Indonesian stocks tumble as MSCI flags investability risk

Aditi Singh
3 Min Read



INDONESIAN stocks slumped 7% on Wednesday after index provider MSCI flagged investability risk citing a lack of transparency in ownership structure and free float data, and raising the possibility of downgrading Indonesian equity markets.

MSCI said it would reassess Indonesian market accessibility for global investors should there be no meaningful improvement in transparency by May. Reassessment could lead to a lower weighting for Indonesian stocks in MSCI’s emerging-market indexes or even a downgrade to frontier-market status.

It also flagged investor “concerns about possible coordinated trading behaviour that undermines proper price formation”. In the meantime, MSCI said it would not make any Indonesia-related changes to its indexes.

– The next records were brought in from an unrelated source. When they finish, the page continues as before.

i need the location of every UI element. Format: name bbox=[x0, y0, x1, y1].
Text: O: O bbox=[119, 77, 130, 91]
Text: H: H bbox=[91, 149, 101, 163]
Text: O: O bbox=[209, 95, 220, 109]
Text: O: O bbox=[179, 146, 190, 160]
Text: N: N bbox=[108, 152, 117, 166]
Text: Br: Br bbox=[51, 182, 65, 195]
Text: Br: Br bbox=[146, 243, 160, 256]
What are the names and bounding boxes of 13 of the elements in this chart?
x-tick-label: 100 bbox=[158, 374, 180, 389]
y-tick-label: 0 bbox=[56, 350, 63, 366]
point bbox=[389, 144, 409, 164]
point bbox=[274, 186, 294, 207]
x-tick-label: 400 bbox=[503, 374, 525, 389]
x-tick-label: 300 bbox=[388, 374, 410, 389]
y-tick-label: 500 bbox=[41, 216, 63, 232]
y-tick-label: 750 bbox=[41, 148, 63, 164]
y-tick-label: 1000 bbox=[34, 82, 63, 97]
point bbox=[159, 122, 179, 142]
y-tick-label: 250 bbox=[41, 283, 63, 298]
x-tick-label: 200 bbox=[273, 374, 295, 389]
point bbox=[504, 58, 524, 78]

Indonesia Stock Exchange (IDX), the Securities Depository and Settlement Institution (KSEI) and financial regulator OJK were discussing the matter with MSCI, IDX told reporters.

“Previously, we have increased transparency by publishing free float data announcements on the IDX website,” said IDX Corporate Secretary Kautsar Primadi Nurahmad.

“However, if MSCI feels that this is not sufficient, we will continue discussions on data transparency in accordance with MSCI’s proposal to reach an agreement.”

KSEI and OJK did not immediately respond to requests for comment.

MSCI’s indexes serve as share price-performance benchmarks.

The New York-headquartered company said that, with regards to Indonesia, it will immediately halt any additions to its indexes and freeze increases to its estimates on the number of shares available for purchase by international investors to “mitigate index turnover and investability risks”.

“We believe this could put Indonesia under negative sentiment if MSCI decides to reduce Indonesia’s weighting in the MSCI Emerging Markets (EM) index,” said William Simadiputra, head of research Indonesia at Singaporean lender DBS.

“However, we think the downside risk will likely be limited due to persistent foreign outflows since 2025.”

The major Southeast Asian equity market is already plagued by foreign outflows amid a weak currency and concern over a widening fiscal deficit and central bank autonomy.

Overseas investors sold 13.96 trillion rupiah ($834 million) worth of shares in 2025, the worst year of outflow since 2020, with the sell-off continuing in January, LSEG data showed.

Still, Indonesia’s benchmark stock price index surged more than 20% in 2025 and set records several times during the year, making it one of the region’s top-performing markets.

The benchmark Jakarta Composite Index tumbled as much as 7.9% on Wednesday to its weakest since early November. It was last trading about 7% lower around noon.